Qual è la domanda più urgente da farsi?
«Alle macchine dovrebbe essere permesso di decidere della vita e della morte, senza un controllo umano?».
Quanto è urgente?
«Ci sono almeno sedici Paesi che hanno sviluppato droni dotati di armamenti. E le industrie di una novantina di paesi stanno producendo una varietà infinita di armi potenzialmente indipendenti. Carri armati, sommergibili, droni, Stealth... La tecnologia perché la morte sia decisa in piena autonomia artificiale, esiste. Poche nazioni si sono dette contrarie, quasi tutte attendono di vedere gli sviluppi possibili. C' è così il rischio che la velocità della tecnologia superi quella della politica e di una necessaria regolamentazione etica. E non è l' unico».
Quali sono gli altri?
«Già adesso non sappiamo che cosa succederebbe se un sistema in grado di fare fuoco in autonomia finisse in una zona geografica in cui la comunicazione con la base, quindi con l' uomo, non funzionasse. Come reagirebbe? Si pensi poi ad altre due eventualità. Si sono evidenziati problemi rispetto all' individuazione del bersaglio. Un conto è capire la differenza tra target civili e umani se si tratta di veicoli, navi, eccetera. Ma a livello umano, il rischio di sbagliare è alto. Lo stesso per il fuoco amico: gli armamenti dell' avversario e i propri sono spesso costruiti dalle stesse industrie e indistinguibili. E c' è un fronte ancora più preoccupante. Come facciamo a essere sicuri che questi sistemi siano protetti dagli hackers e da un attacco cibernetico?».
Come influisce l' instabilità politica di questi anni?
«Aumenta il rischio di un incidente. Per ora ogni Paese sostiene di non aver adottato sistemi completamente indipendenti.
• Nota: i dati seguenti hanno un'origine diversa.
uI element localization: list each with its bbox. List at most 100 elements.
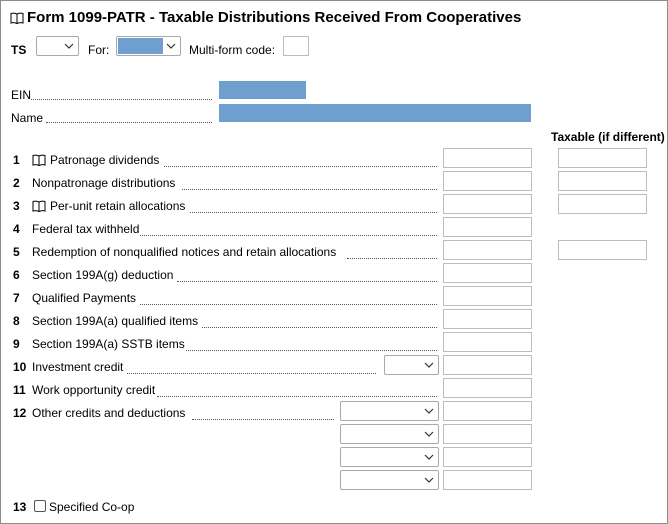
line-number: 3 bbox=[13, 199, 20, 213]
line-4-amount-input[interactable] bbox=[443, 217, 532, 237]
line-6-amount-input[interactable] bbox=[443, 263, 532, 283]
leader-dots bbox=[186, 349, 437, 351]
line-12-code-dropdown-3[interactable] bbox=[340, 447, 439, 467]
line-9: 9 Section 199A(a) SSTB items bbox=[13, 337, 185, 351]
specified-coop-checkbox[interactable] bbox=[34, 500, 46, 512]
line-label: Federal tax withheld bbox=[32, 222, 140, 236]
line-number: 9 bbox=[13, 337, 20, 351]
line-2: 2 Nonpatronage distributions bbox=[13, 176, 175, 190]
line-11: 11 Work opportunity credit bbox=[13, 383, 155, 397]
line-10-code-dropdown[interactable] bbox=[384, 355, 439, 375]
line-label: Nonpatronage distributions bbox=[32, 176, 176, 190]
line-2-taxable-input[interactable] bbox=[558, 171, 647, 191]
line-1: 1 Patronage dividends bbox=[13, 153, 159, 167]
line-12-code-dropdown-1[interactable] bbox=[340, 401, 439, 421]
line-number: 4 bbox=[13, 222, 20, 236]
line-2-amount-input[interactable] bbox=[443, 171, 532, 191]
line-label: Per-unit retain allocations bbox=[50, 199, 186, 213]
line-number: 8 bbox=[13, 314, 20, 328]
multiform-code-input[interactable] bbox=[283, 36, 309, 56]
for-dropdown-selection bbox=[118, 38, 163, 54]
leader-dots bbox=[182, 188, 437, 190]
line-label: Patronage dividends bbox=[50, 153, 160, 167]
leader-dots bbox=[127, 372, 376, 374]
leader-dots bbox=[157, 395, 437, 397]
line-number: 5 bbox=[13, 245, 20, 259]
line-12-code-dropdown-2[interactable] bbox=[340, 424, 439, 444]
line-3: 3 Per-unit retain allocations bbox=[13, 199, 185, 213]
book-icon[interactable] bbox=[32, 154, 46, 166]
leader-dots bbox=[190, 211, 437, 213]
line-10-amount-input[interactable] bbox=[443, 355, 532, 375]
leader-dots bbox=[347, 257, 437, 259]
chevron-down-icon bbox=[64, 43, 74, 49]
line-7: 7 Qualified Payments bbox=[13, 291, 136, 305]
line-number: 2 bbox=[13, 176, 20, 190]
line-12-amount-input-1[interactable] bbox=[443, 401, 532, 421]
line-4: 4 Federal tax withheld bbox=[13, 222, 139, 236]
line-number: 1 bbox=[13, 153, 20, 167]
leader-dots bbox=[164, 165, 437, 167]
leader-dots bbox=[192, 418, 334, 420]
form-title-text: Form 1099-PATR - Taxable Distributions R… bbox=[27, 9, 522, 26]
line-label: Other credits and deductions bbox=[32, 406, 186, 420]
line-3-taxable-input[interactable] bbox=[558, 194, 647, 214]
line-6: 6 Section 199A(g) deduction bbox=[13, 268, 173, 282]
line-label: Qualified Payments bbox=[32, 291, 137, 305]
line-5-amount-input[interactable] bbox=[443, 240, 532, 260]
line-number: 11 bbox=[13, 383, 26, 397]
line-8: 8 Section 199A(a) qualified items bbox=[13, 314, 198, 328]
multiform-code-label: Multi-form code: bbox=[189, 43, 276, 57]
line-9-amount-input[interactable] bbox=[443, 332, 532, 352]
book-icon[interactable] bbox=[32, 200, 46, 212]
line-10: 10 Investment credit bbox=[13, 360, 123, 374]
line-number: 12 bbox=[13, 406, 27, 420]
taxable-column-header: Taxable (if different) bbox=[551, 130, 665, 144]
ein-input[interactable] bbox=[219, 81, 306, 99]
line-12-amount-input-3[interactable] bbox=[443, 447, 532, 467]
line-label: Work opportunity credit bbox=[32, 383, 156, 397]
line-11-amount-input[interactable] bbox=[443, 378, 532, 398]
line-number: 7 bbox=[13, 291, 20, 305]
line-5-taxable-input[interactable] bbox=[558, 240, 647, 260]
ein-leader-dots bbox=[31, 98, 212, 100]
line-3-amount-input[interactable] bbox=[443, 194, 532, 214]
for-label: For: bbox=[88, 43, 110, 57]
line-12-amount-input-4[interactable] bbox=[443, 470, 532, 490]
name-leader-dots bbox=[46, 121, 212, 123]
book-icon[interactable] bbox=[10, 12, 24, 24]
chevron-down-icon bbox=[424, 477, 434, 483]
line-12-amount-input-2[interactable] bbox=[443, 424, 532, 444]
line-label: Redemption of nonqualified notices and r… bbox=[32, 245, 337, 259]
chevron-down-icon bbox=[166, 43, 176, 49]
line-number: 13 bbox=[13, 500, 27, 514]
leader-dots bbox=[177, 280, 437, 282]
specified-coop-label: Specified Co-op bbox=[49, 500, 135, 514]
line-5: 5 Redemption of nonqualified notices and… bbox=[13, 245, 336, 259]
line-7-amount-input[interactable] bbox=[443, 286, 532, 306]
chevron-down-icon bbox=[424, 362, 434, 368]
line-label: Section 199A(a) SSTB items bbox=[32, 337, 185, 351]
chevron-down-icon bbox=[424, 454, 434, 460]
name-label: Name bbox=[11, 111, 44, 125]
line-13: 13 bbox=[13, 500, 32, 514]
leader-dots bbox=[140, 234, 437, 236]
name-input[interactable] bbox=[219, 104, 531, 122]
line-label: Investment credit bbox=[32, 360, 124, 374]
ein-label: EIN bbox=[11, 88, 32, 102]
line-12-code-dropdown-4[interactable] bbox=[340, 470, 439, 490]
line-label: Section 199A(g) deduction bbox=[32, 268, 174, 282]
chevron-down-icon bbox=[424, 408, 434, 414]
for-dropdown[interactable] bbox=[116, 36, 181, 56]
line-number: 10 bbox=[13, 360, 27, 374]
line-8-amount-input[interactable] bbox=[443, 309, 532, 329]
line-1-taxable-input[interactable] bbox=[558, 148, 647, 168]
line-1-amount-input[interactable] bbox=[443, 148, 532, 168]
form-title: Form 1099-PATR - Taxable Distributions R… bbox=[10, 9, 521, 26]
line-label: Section 199A(a) qualified items bbox=[32, 314, 199, 328]
leader-dots bbox=[202, 326, 437, 328]
ts-dropdown[interactable] bbox=[36, 36, 79, 56]
chevron-down-icon bbox=[424, 431, 434, 437]
leader-dots bbox=[140, 303, 437, 305]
Il mio timore è che questa posizione potrebbe cambiare in un attimo se la percezione della sicurezza nazionale cambiasse radicalmente per effetto di una modificazione nell' ambiente politico circostante. Allora addio limiti morali».
Quali sono i Paesi più avanzati?
«Cina. Poi Usa, Russia, Corea del Sud, Regno Unito e Francia. Il singolo sistema autonomo più avanzato è di Israele, il drone Harop, già venduto a molti Paesi».
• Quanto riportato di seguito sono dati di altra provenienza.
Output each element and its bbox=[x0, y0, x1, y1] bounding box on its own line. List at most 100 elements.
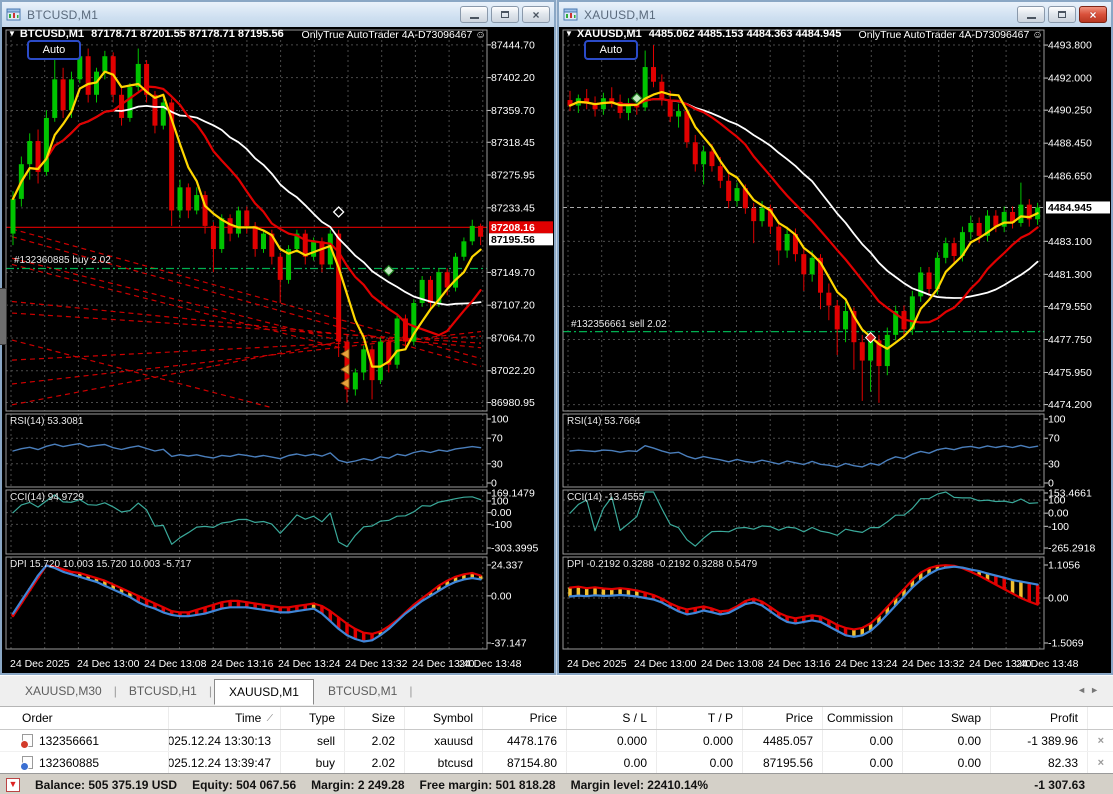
col-symbol[interactable]: Symbol bbox=[404, 707, 482, 729]
tab-btcusd-h1[interactable]: BTCUSD,H1 bbox=[117, 680, 209, 702]
close-order-button[interactable]: × bbox=[1087, 752, 1113, 773]
svg-text:24 Dec 13:00: 24 Dec 13:00 bbox=[634, 658, 697, 670]
col-sl[interactable]: S / L bbox=[566, 707, 656, 729]
mt4-workspace: BTCUSD,M1 × 87444.7087402.2087359.708731… bbox=[0, 0, 1113, 794]
ea-watermark: OnlyTrue AutoTrader 4A-D73096467 ☺ bbox=[859, 29, 1043, 41]
svg-text:-265.2918: -265.2918 bbox=[1048, 543, 1095, 555]
account-summary-bar: ▼ Balance: 505 375.19 USD Equity: 504 06… bbox=[0, 773, 1113, 794]
svg-text:-1.5069: -1.5069 bbox=[1048, 638, 1084, 650]
order-current-price: 87195.56 bbox=[742, 752, 822, 773]
titlebar-btcusd[interactable]: BTCUSD,M1 × bbox=[2, 2, 554, 27]
order-sl: 0.000 bbox=[566, 730, 656, 751]
orders-table-header: Order Time∕ Type Size Symbol Price S / L… bbox=[0, 707, 1113, 730]
restore-icon bbox=[1058, 11, 1066, 18]
svg-text:24.337: 24.337 bbox=[491, 560, 523, 572]
order-time: 2025.12.24 13:39:47 bbox=[168, 752, 280, 773]
chart-canvas-xauusd[interactable]: 4493.8004492.0004490.2504488.4504486.650… bbox=[559, 27, 1111, 673]
order-buy-icon bbox=[22, 756, 33, 769]
col-actions bbox=[1087, 707, 1113, 729]
chart-window-xauusd: XAUUSD,M1 × 4493.8004492.0004490.2504488… bbox=[557, 0, 1113, 675]
auto-button[interactable]: Auto bbox=[584, 40, 638, 60]
symbol-dropdown-icon[interactable]: ▼ bbox=[565, 29, 573, 38]
restore-button[interactable] bbox=[491, 6, 519, 23]
order-row-sell[interactable]: 132356661 2025.12.24 13:30:13 sell 2.02 … bbox=[0, 730, 1113, 752]
auto-button[interactable]: Auto bbox=[27, 40, 81, 60]
svg-text:4474.200: 4474.200 bbox=[1048, 399, 1092, 411]
equity-value: Equity: 504 067.56 bbox=[192, 778, 296, 792]
svg-text:24 Dec 13:24: 24 Dec 13:24 bbox=[835, 658, 898, 670]
tab-xauusd-m30[interactable]: XAUUSD,M30 bbox=[13, 680, 114, 702]
dock-panel-grip[interactable] bbox=[0, 288, 7, 345]
order-size: 2.02 bbox=[344, 730, 404, 751]
col-time[interactable]: Time∕ bbox=[168, 707, 280, 729]
cci-label: CCI(14) 94.9729 bbox=[10, 492, 84, 503]
svg-text:0.00: 0.00 bbox=[491, 507, 512, 519]
svg-text:87022.20: 87022.20 bbox=[491, 365, 535, 377]
terminal-panel: XAUUSD,M30| BTCUSD,H1| XAUUSD,M1 BTCUSD,… bbox=[0, 675, 1113, 794]
col-profit[interactable]: Profit bbox=[990, 707, 1087, 729]
balance-value: Balance: 505 375.19 USD bbox=[35, 778, 177, 792]
order-symbol: xauusd bbox=[404, 730, 482, 751]
svg-text:24 Dec 13:48: 24 Dec 13:48 bbox=[1016, 658, 1079, 670]
scroll-left-icon[interactable]: ◄ bbox=[1077, 685, 1090, 695]
close-button[interactable]: × bbox=[1079, 6, 1107, 23]
sort-ascending-icon: ∕ bbox=[269, 713, 271, 724]
margin-value: Margin: 2 249.28 bbox=[311, 778, 404, 792]
chart-area-xauusd[interactable]: 4493.8004492.0004490.2504488.4504486.650… bbox=[559, 27, 1111, 673]
col-type[interactable]: Type bbox=[280, 707, 344, 729]
trade-annotation: #132360885 buy 2.02 bbox=[14, 255, 111, 266]
col-price[interactable]: Price bbox=[482, 707, 566, 729]
svg-text:70: 70 bbox=[491, 433, 503, 445]
order-commission: 0.00 bbox=[822, 730, 902, 751]
svg-text:1.1056: 1.1056 bbox=[1048, 560, 1080, 572]
chart-area-btcusd[interactable]: 87444.7087402.2087359.7087318.4587275.95… bbox=[2, 27, 554, 673]
svg-text:4479.550: 4479.550 bbox=[1048, 301, 1092, 313]
order-swap: 0.00 bbox=[902, 752, 990, 773]
order-id: 132360885 bbox=[39, 756, 99, 770]
close-order-button[interactable]: × bbox=[1087, 730, 1113, 751]
svg-text:87195.56: 87195.56 bbox=[491, 234, 535, 246]
svg-text:4492.000: 4492.000 bbox=[1048, 73, 1092, 85]
close-icon: × bbox=[532, 9, 539, 21]
scroll-right-icon[interactable]: ► bbox=[1090, 685, 1103, 695]
svg-text:100: 100 bbox=[1048, 495, 1066, 507]
col-price-current[interactable]: Price bbox=[742, 707, 822, 729]
trade-annotation: #132356661 sell 2.02 bbox=[571, 319, 667, 330]
col-commission[interactable]: Commission bbox=[822, 707, 902, 729]
order-open-price: 4478.176 bbox=[482, 730, 566, 751]
tab-xauusd-m1[interactable]: XAUUSD,M1 bbox=[214, 679, 314, 705]
tab-scroll-arrows[interactable]: ◄► bbox=[1077, 685, 1103, 695]
col-swap[interactable]: Swap bbox=[902, 707, 990, 729]
svg-text:24 Dec 13:08: 24 Dec 13:08 bbox=[701, 658, 764, 670]
chart-canvas-btcusd[interactable]: 87444.7087402.2087359.7087318.4587275.95… bbox=[2, 27, 554, 673]
chart-symbol: BTCUSD,M1 bbox=[20, 28, 84, 40]
chart-ohlc: 87178.71 87201.55 87178.71 87195.56 bbox=[91, 28, 284, 40]
rsi-label: RSI(14) 53.3081 bbox=[10, 416, 83, 427]
restore-button[interactable] bbox=[1048, 6, 1076, 23]
close-button[interactable]: × bbox=[522, 6, 550, 23]
svg-text:-100: -100 bbox=[1048, 521, 1069, 533]
svg-text:24 Dec 13:00: 24 Dec 13:00 bbox=[77, 658, 140, 670]
svg-text:70: 70 bbox=[1048, 433, 1060, 445]
svg-text:4488.450: 4488.450 bbox=[1048, 138, 1092, 150]
window-title: XAUUSD,M1 bbox=[584, 8, 656, 22]
chart-symbol: XAUUSD,M1 bbox=[577, 28, 642, 40]
col-tp[interactable]: T / P bbox=[656, 707, 742, 729]
minimize-button[interactable] bbox=[1017, 6, 1045, 23]
svg-text:0.00: 0.00 bbox=[491, 590, 512, 602]
tab-btcusd-m1[interactable]: BTCUSD,M1 bbox=[316, 680, 409, 702]
svg-text:100: 100 bbox=[491, 414, 509, 426]
minimize-button[interactable] bbox=[460, 6, 488, 23]
restore-icon bbox=[501, 11, 509, 18]
order-type: buy bbox=[280, 752, 344, 773]
window-title: BTCUSD,M1 bbox=[27, 8, 98, 22]
titlebar-xauusd[interactable]: XAUUSD,M1 × bbox=[559, 2, 1111, 27]
order-row-buy[interactable]: 132360885 2025.12.24 13:39:47 buy 2.02 b… bbox=[0, 752, 1113, 774]
symbol-dropdown-icon[interactable]: ▼ bbox=[8, 29, 16, 38]
order-sell-icon bbox=[22, 734, 33, 747]
margin-level-value: Margin level: 22410.14% bbox=[571, 778, 708, 792]
svg-text:4477.750: 4477.750 bbox=[1048, 334, 1092, 346]
col-order[interactable]: Order bbox=[16, 711, 168, 725]
col-size[interactable]: Size bbox=[344, 707, 404, 729]
svg-text:24 Dec 13:16: 24 Dec 13:16 bbox=[211, 658, 274, 670]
Nel 2016 l' Azerbaigian l' ha usato nella regione del Nagorno-Karabah, colpendo un convoglio di soldati armeni. Potrebbe essere la prima volta che esseri umani sono stati uccisi da una macchina autonoma. Ce ne sono state altre?
«È difficile stabilirlo, perché si tende a dar subito la colpa all' uomo. Già nel 2003 un Patriot, dotato di un sistema d' ingaggio automatico, senza quindi la necessità dell' intervento umano, abbatté due aerei amici, uno americano a uno inglese».
Nel libro parla della convergenza pericolosa tra sviluppo di armi autonome e progressi dell' intelligenza artificiale.
Quale potrebbe essere il pericolo?
«Com' è successo in Borsa, dove un baco nell' algoritmo ha creato un flash crash (un crollo lampo), si potrebbe scatenare una flash war, dove gli algoritmi interagiscono in modo non previsto, ordinando ai robot di aprire il fuoco e più rapidamente di qualsiasi umana possibilità di fermarli.
Quando le armi sono così veloci che diventa impossibile tener loro dietro, si parla di singolarità nei campi di battaglia».
Nel saggio descrive i rischi del fai da te. È facile costruirsi un drone killer in garage?
«Sì. Online si trova tutto. Per il software basta uno con la laurea breve in informatica».
Quanto ci vuole?
«Mille dollari».
Cinque anni fa un gruppo di Ong, scienziati e attivisti, tra cui il Nobel per la pace Jody Williams, ha avviato una campagna internazionale per fermare i robot killer. A cosa ha portato?
«È stata fondamentale per provocare la discussione; ma per ora dalle riunioni sono uscite soltanto altre riunioni».